Also known as | M0001A |
---|---|
Release date | January 16, 1986 |
Introductory price | US$2,599 (equivalent to $5,679 in 2016) |
Discontinued | October 15, 1990 |
Operating system | 3.0–6.0.8, 7.0-7.5.5 |
CPU | Motorola 68000 @ 8 MHz |
Memory | 1 MB RAM (150 ns 30-pin SIMM), expandable to 4 MB |
Predecessor |
Macintosh 512K Macintosh XL |
Successor |
Macintosh SE Macintosh Classic |
The Macintosh Plus computer is the third model in the Macintosh line, introduced on January 16, 1986, two years after the original Macintosh and a little more than a year after the Macintosh 512K, with a price tag of US$2599. As an evolutionary improvement over the 512K, it shipped with 1 MB of RAM standard, expandable to 4 MB, and an external SCSI peripheral bus, among smaller improvements. It originally had the same generally beige-colored case as the original Macintosh ("Pantone 453"), but in 1987, the case color was changed to the long-lived, warm gray "Platinum" color. It is the earliest Macintosh model able to run System 7 OS.
Introduced as the Macintosh Plus, it was the first Macintosh model to include a SCSI port, which launched the popularity of external SCSI devices for Macs, including hard disks, tape drives, CD-ROM drives, printers, and even monitors. The SCSI implementation of the Plus was engineered shortly before the initial SCSI spec was finalized and, as such, is not 100% SCSI-compliant. SCSI ports remained standard equipment for all Macs until the introduction of the iMac in 1998, which replaced most of Apple's "legacy ports" with USB.
The Macintosh Plus was the last classic Mac to have a phone cord-like port on the front of the unit for the keyboard, as well as the DE-9 connector for the mouse; models released after the Macintosh Plus would use ADB ports.
The Mac Plus was the first Apple computer to utilize SIMM memory instead of single DIP DRAMs. Four slots were provided and the computer shipped with four 256k SIMMs for 1MB total. By replacing them with 1MB SIMMs, it was possible to have 4MB of RAM. Although 30-pin SIMMs could support up to 16MB total RAM, the motherboard had only 22 address lines connected for 4MB.

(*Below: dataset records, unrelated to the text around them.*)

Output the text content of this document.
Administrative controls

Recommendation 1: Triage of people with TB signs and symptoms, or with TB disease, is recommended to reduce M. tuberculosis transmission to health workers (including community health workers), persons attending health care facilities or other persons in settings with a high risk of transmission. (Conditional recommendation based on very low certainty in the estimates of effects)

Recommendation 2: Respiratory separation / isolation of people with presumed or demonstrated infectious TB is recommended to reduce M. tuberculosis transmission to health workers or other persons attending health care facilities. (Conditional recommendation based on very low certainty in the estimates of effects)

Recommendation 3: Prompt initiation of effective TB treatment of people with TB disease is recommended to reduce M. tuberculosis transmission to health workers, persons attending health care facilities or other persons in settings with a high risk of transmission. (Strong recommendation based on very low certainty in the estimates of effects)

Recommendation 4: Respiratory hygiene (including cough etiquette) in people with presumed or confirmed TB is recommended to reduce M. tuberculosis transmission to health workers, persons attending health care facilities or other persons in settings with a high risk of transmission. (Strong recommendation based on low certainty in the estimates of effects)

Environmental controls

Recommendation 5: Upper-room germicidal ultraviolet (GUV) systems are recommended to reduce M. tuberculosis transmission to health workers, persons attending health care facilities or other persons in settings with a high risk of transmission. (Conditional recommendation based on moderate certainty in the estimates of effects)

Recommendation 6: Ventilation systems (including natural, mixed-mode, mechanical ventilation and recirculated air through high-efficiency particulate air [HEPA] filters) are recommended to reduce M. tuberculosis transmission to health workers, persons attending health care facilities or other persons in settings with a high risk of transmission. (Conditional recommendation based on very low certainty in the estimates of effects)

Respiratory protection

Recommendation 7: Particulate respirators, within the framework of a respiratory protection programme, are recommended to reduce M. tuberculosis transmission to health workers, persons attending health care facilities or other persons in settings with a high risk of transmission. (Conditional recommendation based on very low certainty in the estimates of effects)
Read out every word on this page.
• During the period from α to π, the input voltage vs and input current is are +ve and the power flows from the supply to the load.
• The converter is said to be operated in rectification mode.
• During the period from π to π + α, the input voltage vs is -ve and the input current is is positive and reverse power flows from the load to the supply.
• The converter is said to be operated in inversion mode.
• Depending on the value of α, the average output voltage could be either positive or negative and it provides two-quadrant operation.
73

It has what was then a new 3.5-inch double-sided 800 KB floppy drive, offering double the capacity of floppy disks for previous Macs, along with backward compatibility. The then-new drive is controlled by the same IWM chip as in previous models, implementing variable speed GCR. The drive was still completely incompatible with PC drives. The 800 KB drive has two read/write heads, enabling it to simultaneously use both sides of the floppy disk and thereby double storage capacity. Like the 400 KB drive before it, a companion Macintosh 800K External Drive was an available option. However, with the increased storage capacity combined with 2-4x the available RAM, the external drive was less of a necessity than it had been with the 128K and 512K.